Ketiga: Anak perempuan dari istri (robibah). Ia bisa jadi mahrom dengan syarat si laki-laki telah menyetubuhi ibunya.
Jika hanya sekedar akad dengan ibunya namun belum sempat disetubuhi,
maka boleh menikahi anak perempuannya tadi. Yang termasuk mahrom juga
adalah anak perempuan dari anak perempuan dari istri dan anak perempuan
dari anak laki-laki dari istri.
Keempat: Istri dari anak laki-laki (menantu). Yang termasuk mahrom juga adalah istri dari anak persusuan.
[3] Mahrom muabbad karena persusuan (rodho’ah):
- Wanita yang menyusui dan ibunya.
- Anak perempuan dari wanita yang menyusui (saudara persusuan).
- Saudara perempuan dari wanita yang menyusui (bibi persusuan).
- Anak perempuan dari anak perempuan dari wanita yang menysusui (anak dari saudara persusuan).

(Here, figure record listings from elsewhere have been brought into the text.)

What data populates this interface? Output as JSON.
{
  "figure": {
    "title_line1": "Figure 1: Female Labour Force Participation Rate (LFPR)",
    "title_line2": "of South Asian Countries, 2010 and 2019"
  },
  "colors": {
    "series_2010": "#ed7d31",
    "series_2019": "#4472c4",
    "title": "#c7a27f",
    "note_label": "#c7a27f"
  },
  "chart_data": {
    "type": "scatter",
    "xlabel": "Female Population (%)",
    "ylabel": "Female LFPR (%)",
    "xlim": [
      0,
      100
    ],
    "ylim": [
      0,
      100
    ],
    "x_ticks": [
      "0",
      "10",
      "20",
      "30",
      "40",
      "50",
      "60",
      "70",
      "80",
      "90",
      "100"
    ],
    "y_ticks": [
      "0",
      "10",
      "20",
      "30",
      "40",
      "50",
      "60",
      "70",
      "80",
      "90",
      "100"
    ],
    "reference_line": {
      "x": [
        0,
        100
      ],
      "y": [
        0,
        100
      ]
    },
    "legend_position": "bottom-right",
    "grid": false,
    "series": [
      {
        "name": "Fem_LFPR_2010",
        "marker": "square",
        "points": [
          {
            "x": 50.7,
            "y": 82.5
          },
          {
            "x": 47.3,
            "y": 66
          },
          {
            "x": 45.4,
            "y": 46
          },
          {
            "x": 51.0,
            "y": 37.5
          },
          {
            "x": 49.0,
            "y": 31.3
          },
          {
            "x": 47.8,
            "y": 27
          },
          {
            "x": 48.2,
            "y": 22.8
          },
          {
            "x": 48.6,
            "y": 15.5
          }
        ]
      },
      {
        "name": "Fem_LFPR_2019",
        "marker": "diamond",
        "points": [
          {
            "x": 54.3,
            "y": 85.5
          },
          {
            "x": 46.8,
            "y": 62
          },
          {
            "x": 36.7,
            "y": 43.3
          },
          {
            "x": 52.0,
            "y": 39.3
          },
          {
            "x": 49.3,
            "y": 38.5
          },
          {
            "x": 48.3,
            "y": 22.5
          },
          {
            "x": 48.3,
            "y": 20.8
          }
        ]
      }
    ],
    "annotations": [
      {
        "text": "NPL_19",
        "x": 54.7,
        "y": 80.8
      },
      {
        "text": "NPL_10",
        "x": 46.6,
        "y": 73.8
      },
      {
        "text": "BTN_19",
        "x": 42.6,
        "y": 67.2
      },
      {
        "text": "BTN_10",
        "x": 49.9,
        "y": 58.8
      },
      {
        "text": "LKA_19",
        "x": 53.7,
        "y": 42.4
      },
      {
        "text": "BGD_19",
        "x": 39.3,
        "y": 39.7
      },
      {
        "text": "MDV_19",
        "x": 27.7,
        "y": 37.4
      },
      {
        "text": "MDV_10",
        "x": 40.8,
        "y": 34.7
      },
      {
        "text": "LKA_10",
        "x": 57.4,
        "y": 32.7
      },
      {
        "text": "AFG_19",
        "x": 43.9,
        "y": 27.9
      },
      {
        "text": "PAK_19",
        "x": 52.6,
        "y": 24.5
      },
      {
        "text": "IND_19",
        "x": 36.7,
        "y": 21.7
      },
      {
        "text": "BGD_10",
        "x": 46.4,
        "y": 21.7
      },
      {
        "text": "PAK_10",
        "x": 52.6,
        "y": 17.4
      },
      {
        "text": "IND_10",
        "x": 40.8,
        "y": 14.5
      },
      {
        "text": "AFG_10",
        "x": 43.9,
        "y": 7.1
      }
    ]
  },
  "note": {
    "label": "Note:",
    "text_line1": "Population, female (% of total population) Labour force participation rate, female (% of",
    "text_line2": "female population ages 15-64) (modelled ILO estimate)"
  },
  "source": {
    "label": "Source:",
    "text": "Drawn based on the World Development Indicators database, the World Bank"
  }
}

- Ibu dari suami dari wanita yang menyusui.
- Saudara perempuan dari suami dari wanita yang menyusui.
- Anak perempuan dari anak laki-laki dari wanita yang menyusui (anak dari saudara persusuan).
- Anak perempuan dari suami dari wanita yang menyusui.
- Istri lain dari suami dari wanita yang menyesui.
Adapun
jumlah persusuan yang menyebabkan mahrom adalah lima persusuan atau
lebih. Inilah pendapat Imam Asy Syafi’i, pendapat yang masyhur dari
Imam Ahmad, Ibnu Hazm, Atho’ dan Thowus. Pendapat ini juga adalah
pendapat Aisyah, Ibnu Mas’ud dan Ibnu Zubair.
Mahrom Muaqqot
Artinya, mahrom (dilarang dinikahi) yang sifatnya sementara. Wanita yang tidak boleh dinikahi sementara waktu ada delapan.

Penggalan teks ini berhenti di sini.